Surprise it seems that stock gamblers are on the rise. But, sooner or later, they will lose most—if not all—of their recent gains.

Just look at options trading, which has been surging. Many traders use options as a cheap way to try hitting the jackpot: stock-market Powerball.  I have gone to a couple of seminars where people were trying to sell more seminars on the topic.

I went because I was mildly curious, having had to master options trading theory to be able to pass my Series 7 exam when I worked as compliance and financial planning for a group of financial advisors.  I know the risks involved of uncovered trades, which is what is being done.

In late August, a record 62% of premiums paid for options initiating bets on rising stock prices came from people buying no more than 10 contracts. (The long-term average is 34%.) Nearly all such small-fry are inexperienced retail traders, says Jason Goepfert of Sundial Capital Research in Minneapolis, which tracks market sentiment.

In the week ending Sept. 4 alone, says Mr.

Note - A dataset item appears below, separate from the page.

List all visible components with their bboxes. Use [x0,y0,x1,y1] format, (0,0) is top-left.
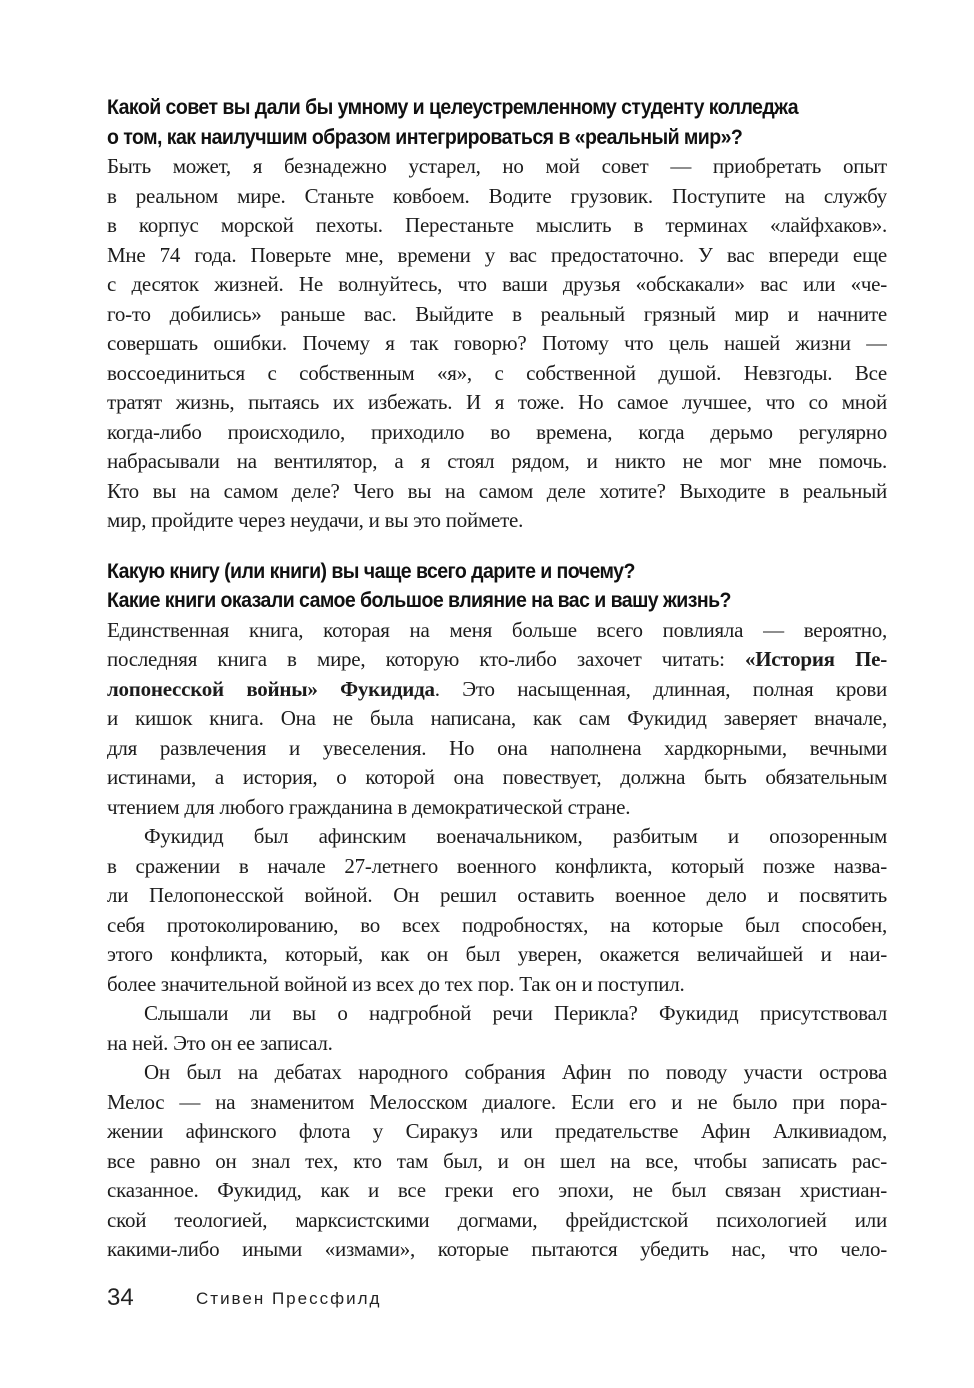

Goepfert, small traders shelled out $11.5 billion this way—an all-time high and nine times last year’s average. To put that week’s bets in perspective, in all of fiscal 2019 Americans spent $91 billion on lottery tickets.

In my mind the risks outweigh the possible rewards with uncovered “puts”.  Covered sale of puts can be worthwhile, if you truly follow buy low and sell high method of investing.  Otherwise, I suggest chasing dividends.